I looked back as I crossed the field. The driver was sitting on the gate, smoking his pipe, and the horse was nibbling the grass at the roadside. Two happy animals, without a burden on their minds!

After passing the barn, I saw nothing of the dog. Far or near, no living creature appeared; the servants must have been at dinner, as the coachman had foreseen. Arriving at a wooden fence, I opened a gate in it, and found myself on a bit of waste ground. On my left, there was a large duck-pond. On my right, I saw the fowl-house and the pigstyes. Before me was a high impenetrable hedge; and at some distance behind it — an orchard or a garden, as I supposed, filling the intermediate space — rose the back of the house. I made for the shelter of the hedge, in the fear that some one might approach a window and see me. Once sheltered from observation, I might consider what I should do next. It was impossible to doubt that this was the house in which Eunice was living. Neither could I fail to conclude that Philip had tried to persuade her to see him, on those former occasions when he told me he had taken a long walk.

As I crouched behind the hedge, I heard voices approaching on the other side of it. At last fortune had befriended me. The person speaking at the moment was Miss Jillgall; and the person who answered her was Philip.

“I am afraid, dear Mr. Philip, you don’t quite understand my sweet Euneece. Honourable, high minded, delicate in her feelings, and, oh, so unselfish! I don’t want to alarm you, but when she hears you have been deceiving Helena — ”

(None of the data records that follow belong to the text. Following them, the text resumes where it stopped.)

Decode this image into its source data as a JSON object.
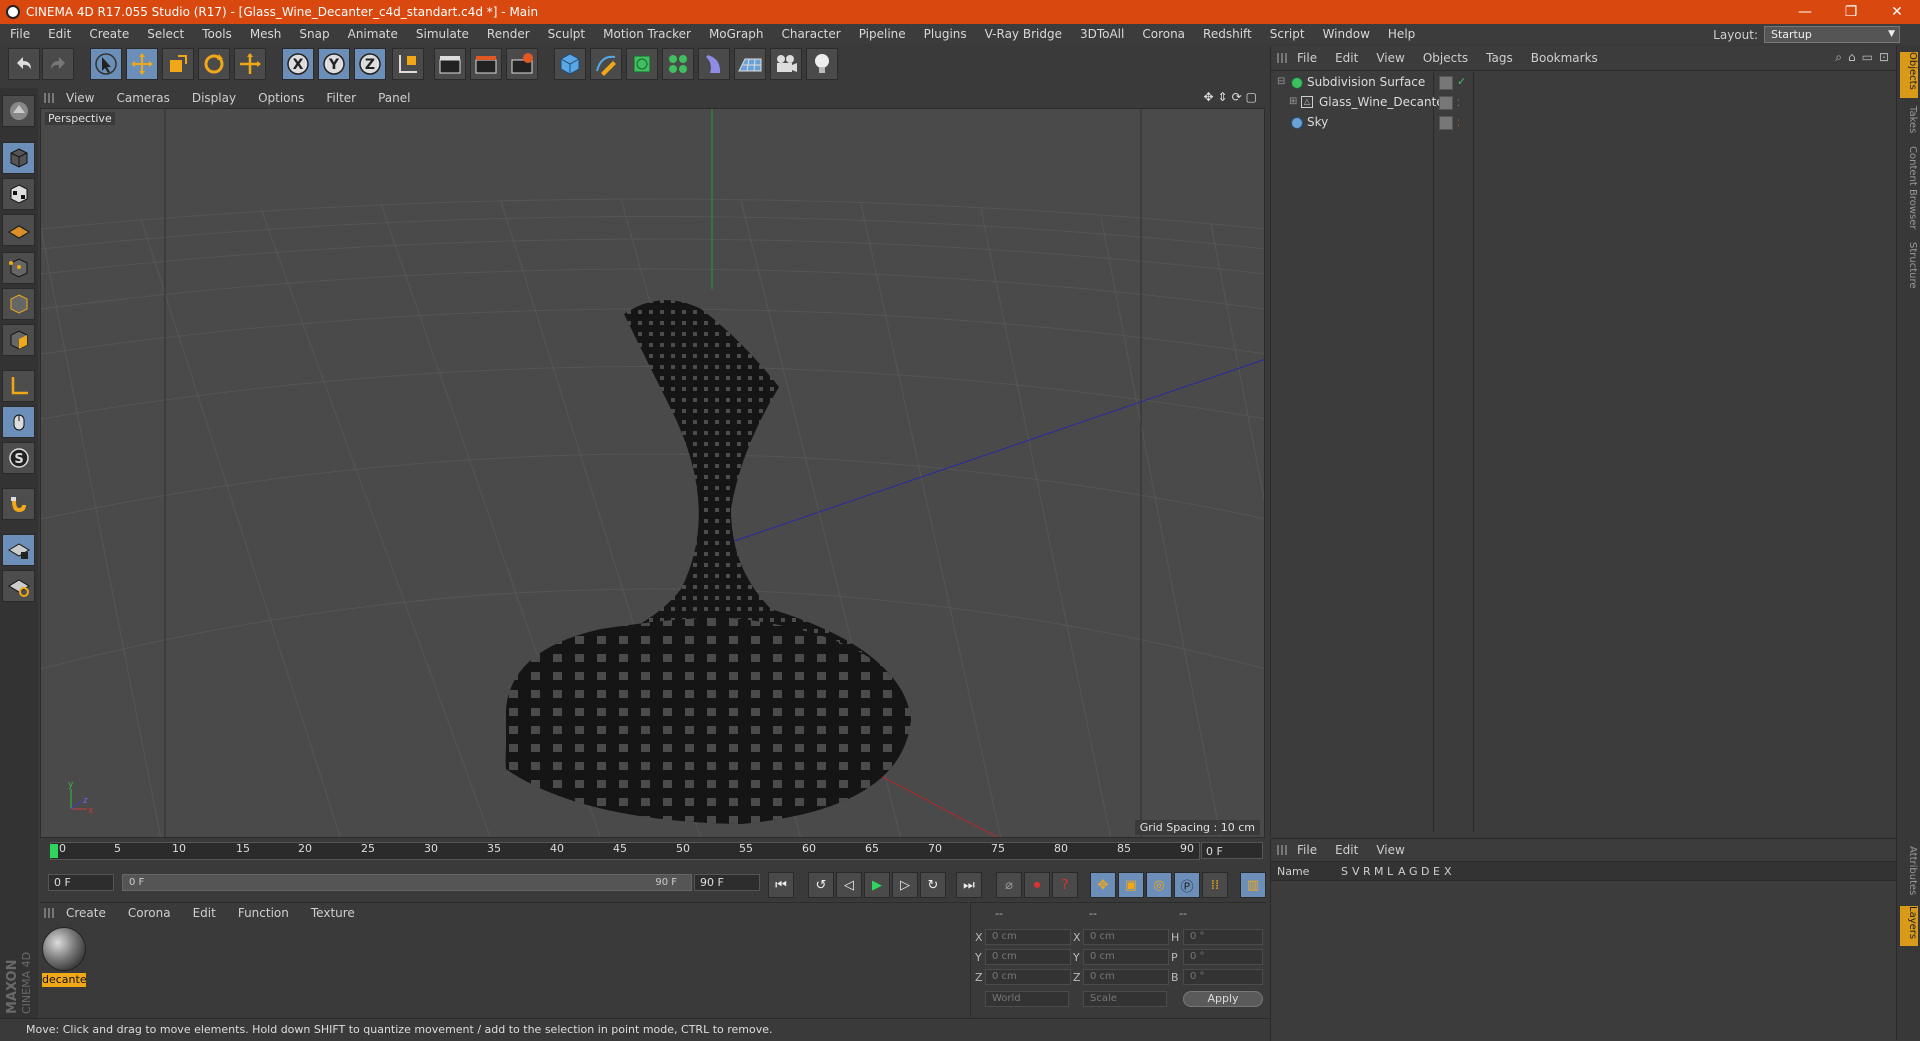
{
  "window": {
    "title": "CINEMA 4D R17.055 Studio (R17) - [Glass_Wine_Decanter_c4d_standart.c4d *] - Main",
    "minimize": "—",
    "restore": "❐",
    "close": "✕"
  },
  "menubar": {
    "items": [
      "File",
      "Edit",
      "Create",
      "Select",
      "Tools",
      "Mesh",
      "Snap",
      "Animate",
      "Simulate",
      "Render",
      "Sculpt",
      "Motion Tracker",
      "MoGraph",
      "Character",
      "Pipeline",
      "Plugins",
      "V-Ray Bridge",
      "3DToAll",
      "Corona",
      "Redshift",
      "Script",
      "Window",
      "Help"
    ],
    "layout_label": "Layout:",
    "layout_value": "Startup"
  },
  "viewport": {
    "menu": [
      "View",
      "Cameras",
      "Display",
      "Options",
      "Filter",
      "Panel"
    ],
    "label": "Perspective",
    "grid_spacing": "Grid Spacing : 10 cm",
    "axis": {
      "y": "y",
      "x": "x",
      "z": "z"
    }
  },
  "timeline": {
    "ticks": [
      "0",
      "5",
      "10",
      "15",
      "20",
      "25",
      "30",
      "35",
      "40",
      "45",
      "50",
      "55",
      "60",
      "65",
      "70",
      "75",
      "80",
      "85",
      "90"
    ],
    "current_frame": "0 F"
  },
  "playback": {
    "start": "0 F",
    "slider_start": "0 F",
    "slider_end": "90 F",
    "end": "90 F"
  },
  "material_manager": {
    "menu": [
      "Create",
      "Corona",
      "Edit",
      "Function",
      "Texture"
    ],
    "material_label": "decante"
  },
  "coordinates": {
    "headers": [
      "--",
      "--",
      "--"
    ],
    "rows": [
      {
        "a": "X",
        "av": "0 cm",
        "b": "X",
        "bv": "0 cm",
        "c": "H",
        "cv": "0 °"
      },
      {
        "a": "Y",
        "av": "0 cm",
        "b": "Y",
        "bv": "0 cm",
        "c": "P",
        "cv": "0 °"
      },
      {
        "a": "Z",
        "av": "0 cm",
        "b": "Z",
        "bv": "0 cm",
        "c": "B",
        "cv": "0 °"
      }
    ],
    "world": "World",
    "scale": "Scale",
    "apply": "Apply"
  },
  "status": "Move: Click and drag to move elements. Hold down SHIFT to quantize movement / add to the selection in point mode, CTRL to remove.",
  "maxon_logo": {
    "maxon": "MAXON",
    "c4d": "CINEMA 4D"
  },
  "object_manager": {
    "menu": [
      "File",
      "Edit",
      "View",
      "Objects",
      "Tags",
      "Bookmarks"
    ],
    "objects": [
      {
        "name": "Subdivision Surface",
        "icon": "subdivision-icon"
      },
      {
        "name": "Glass_Wine_Decanter",
        "icon": "polygon-object-icon"
      },
      {
        "name": "Sky",
        "icon": "sky-icon"
      }
    ]
  },
  "attribute_manager": {
    "menu": [
      "File",
      "Edit",
      "View"
    ],
    "columns": [
      "Name",
      "S",
      "V",
      "R",
      "M",
      "L",
      "A",
      "G",
      "D",
      "E",
      "X"
    ]
  },
  "side_tabs": [
    "Objects",
    "Takes",
    "Content Browser",
    "Structure"
  ],
  "side_tabs_bottom": [
    "Attributes",
    "Layers"
  ],
  "colors": {
    "titlebar": "#d9480f",
    "accent": "#6b8fb8",
    "highlight": "#d99a1a"
  }
}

“Upon my word, Miss Jillgall, you are so provoking! I have not been deceiving Helena. Haven’t I told you what discouraging answers I got, when I went to see the Governor? Haven’t I shown you Eunice’s reply to my letter? You can’t have forgotten it already?”

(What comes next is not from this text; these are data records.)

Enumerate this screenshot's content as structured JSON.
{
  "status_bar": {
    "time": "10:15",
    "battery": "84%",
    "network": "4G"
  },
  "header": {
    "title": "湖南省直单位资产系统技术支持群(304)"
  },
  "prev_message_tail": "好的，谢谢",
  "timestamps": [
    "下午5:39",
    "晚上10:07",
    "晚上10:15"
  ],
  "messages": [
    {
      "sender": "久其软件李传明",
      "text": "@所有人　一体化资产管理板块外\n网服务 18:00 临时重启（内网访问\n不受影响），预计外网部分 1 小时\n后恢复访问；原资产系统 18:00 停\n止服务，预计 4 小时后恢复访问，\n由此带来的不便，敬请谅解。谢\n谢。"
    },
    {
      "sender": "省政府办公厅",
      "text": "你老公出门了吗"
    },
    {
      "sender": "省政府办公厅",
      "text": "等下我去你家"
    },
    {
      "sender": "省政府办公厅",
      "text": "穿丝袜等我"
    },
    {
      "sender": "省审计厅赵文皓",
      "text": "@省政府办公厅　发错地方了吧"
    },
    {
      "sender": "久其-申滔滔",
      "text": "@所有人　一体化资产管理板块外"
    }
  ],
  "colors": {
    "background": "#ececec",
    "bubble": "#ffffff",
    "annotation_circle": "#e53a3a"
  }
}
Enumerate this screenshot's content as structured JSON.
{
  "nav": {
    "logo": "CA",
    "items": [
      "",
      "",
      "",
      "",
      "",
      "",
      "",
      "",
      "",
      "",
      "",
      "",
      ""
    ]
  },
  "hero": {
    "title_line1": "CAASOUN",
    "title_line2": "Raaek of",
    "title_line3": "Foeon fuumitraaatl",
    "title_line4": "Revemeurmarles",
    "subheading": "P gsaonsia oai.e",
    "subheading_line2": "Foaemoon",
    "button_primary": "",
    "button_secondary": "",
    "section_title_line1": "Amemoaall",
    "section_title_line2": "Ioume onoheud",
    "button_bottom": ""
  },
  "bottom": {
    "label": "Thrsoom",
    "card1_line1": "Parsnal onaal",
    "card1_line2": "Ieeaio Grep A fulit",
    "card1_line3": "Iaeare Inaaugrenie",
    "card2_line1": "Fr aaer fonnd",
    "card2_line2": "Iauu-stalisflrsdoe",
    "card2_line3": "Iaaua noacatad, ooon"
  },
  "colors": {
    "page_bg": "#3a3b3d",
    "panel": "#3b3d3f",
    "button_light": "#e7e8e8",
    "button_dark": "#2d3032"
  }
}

“Oh, yes, I have. Why should I remember it? Don’t I know poor Euneece was in your mind, all the time?”

“You’re wrong again! Eunice was not in my mind all the time. I was hurt — I was offended by the cruel manner in which she had treated me. And what was the consequence? So far was I from deceiving Helena — she rose in my estimation by comparison with her sister.”

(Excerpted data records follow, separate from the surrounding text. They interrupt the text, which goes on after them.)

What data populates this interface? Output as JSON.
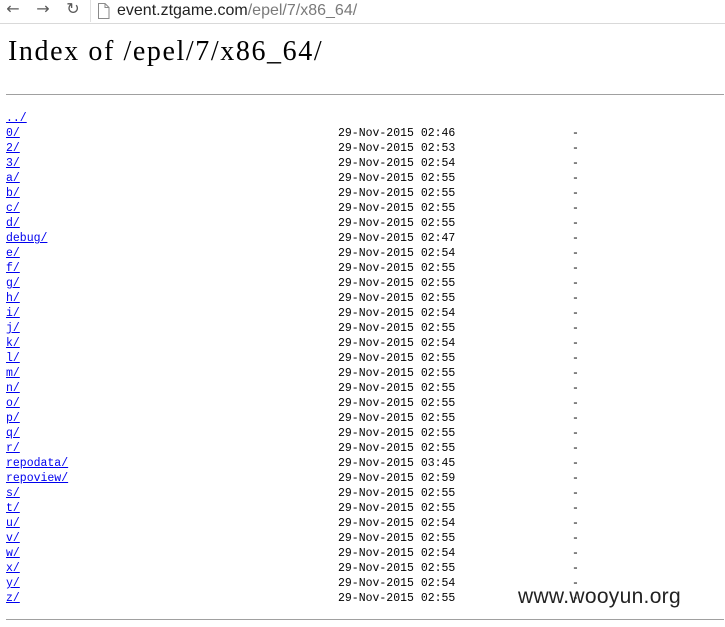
{
  "browser": {
    "back_glyph": "←",
    "forward_glyph": "→",
    "reload_glyph": "↻",
    "url_host": "event.ztgame.com",
    "url_path": "/epel/7/x86_64/"
  },
  "page": {
    "title": "Index of /epel/7/x86_64/"
  },
  "parent_link": "../",
  "entries": [
    {
      "name": "0/",
      "date": "29-Nov-2015 02:46",
      "size": "-"
    },
    {
      "name": "2/",
      "date": "29-Nov-2015 02:53",
      "size": "-"
    },
    {
      "name": "3/",
      "date": "29-Nov-2015 02:54",
      "size": "-"
    },
    {
      "name": "a/",
      "date": "29-Nov-2015 02:55",
      "size": "-"
    },
    {
      "name": "b/",
      "date": "29-Nov-2015 02:55",
      "size": "-"
    },
    {
      "name": "c/",
      "date": "29-Nov-2015 02:55",
      "size": "-"
    },
    {
      "name": "d/",
      "date": "29-Nov-2015 02:55",
      "size": "-"
    },
    {
      "name": "debug/",
      "date": "29-Nov-2015 02:47",
      "size": "-"
    },
    {
      "name": "e/",
      "date": "29-Nov-2015 02:54",
      "size": "-"
    },
    {
      "name": "f/",
      "date": "29-Nov-2015 02:55",
      "size": "-"
    },
    {
      "name": "g/",
      "date": "29-Nov-2015 02:55",
      "size": "-"
    },
    {
      "name": "h/",
      "date": "29-Nov-2015 02:55",
      "size": "-"
    },
    {
      "name": "i/",
      "date": "29-Nov-2015 02:54",
      "size": "-"
    },
    {
      "name": "j/",
      "date": "29-Nov-2015 02:55",
      "size": "-"
    },
    {
      "name": "k/",
      "date": "29-Nov-2015 02:54",
      "size": "-"
    },
    {
      "name": "l/",
      "date": "29-Nov-2015 02:55",
      "size": "-"
    },
    {
      "name": "m/",
      "date": "29-Nov-2015 02:55",
      "size": "-"
    },
    {
      "name": "n/",
      "date": "29-Nov-2015 02:55",
      "size": "-"
    },
    {
      "name": "o/",
      "date": "29-Nov-2015 02:55",
      "size": "-"
    },
    {
      "name": "p/",
      "date": "29-Nov-2015 02:55",
      "size": "-"
    },
    {
      "name": "q/",
      "date": "29-Nov-2015 02:55",
      "size": "-"
    },
    {
      "name": "r/",
      "date": "29-Nov-2015 02:55",
      "size": "-"
    },
    {
      "name": "repodata/",
      "date": "29-Nov-2015 03:45",
      "size": "-"
    },
    {
      "name": "repoview/",
      "date": "29-Nov-2015 02:59",
      "size": "-"
    },
    {
      "name": "s/",
      "date": "29-Nov-2015 02:55",
      "size": "-"
    },
    {
      "name": "t/",
      "date": "29-Nov-2015 02:55",
      "size": "-"
    },
    {
      "name": "u/",
      "date": "29-Nov-2015 02:54",
      "size": "-"
    },
    {
      "name": "v/",
      "date": "29-Nov-2015 02:55",
      "size": "-"
    },
    {
      "name": "w/",
      "date": "29-Nov-2015 02:54",
      "size": "-"
    },
    {
      "name": "x/",
      "date": "29-Nov-2015 02:55",
      "size": "-"
    },
    {
      "name": "y/",
      "date": "29-Nov-2015 02:54",
      "size": "-"
    },
    {
      "name": "z/",
      "date": "29-Nov-2015 02:55",
      "size": "-"
    }
  ],
  "watermark": "www.wooyun.org",
  "colors": {
    "link": "#0000ee",
    "rule": "#a0a0a0",
    "url_path": "#7a7a7a"
  }
}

“Oh, come, come, Mr. Philip! that won’t do. Helena rising in anybody’s estimation? Ha! ha! ha!”

“Laugh as much as you like, Miss Jillgall, you won’t laugh away the facts. Helena loved me; Helena was true to me. Don’t be hard on a poor fellow who is half distracted. What a man finds he can do on one day, he finds he can’t do on another. Try to understand that a change does sometimes come over one’s feelings.”

“Bless my soul, Mr. Philip, that’s just what I have been understanding all the time! I know your mind as well as you know it yourself. You can’t forget my sweet Euneece.”

“I tell you I tried to forget her! On my word of honour as a gentleman, I tried to forget her, in justice to Helena. Is it my fault that I failed? Eunice was in my mind, as you said just now. Oh, my friend — for you are my friend, I am sure — persuade her to see me, if it’s only for a minute!”

(Was there ever a man’s mind in such a state of confusion as this! First, I rise in his precious estimation, and Eunice drops. Then Eunice rises, and I drop. Idiot! Mischievous idiot! Even Selina seemed to be disgusted with him, when she spoke next.)

“Mr. Philip, you are hard and unreasonable. I have tried to persuade her, and I have made my darling cry. Nothing you can say will induce me to distress her again. Go back, you very undetermined man — go back to your Helena.”

“Too late.”

“Nonsense!”

“I say too late. If I could have married Helena when I first went to stay in the house, I might have faced the sacrifice. As it is, I can’t endure her; and (I tell you this in confidence) she has herself to thank for what has happened.”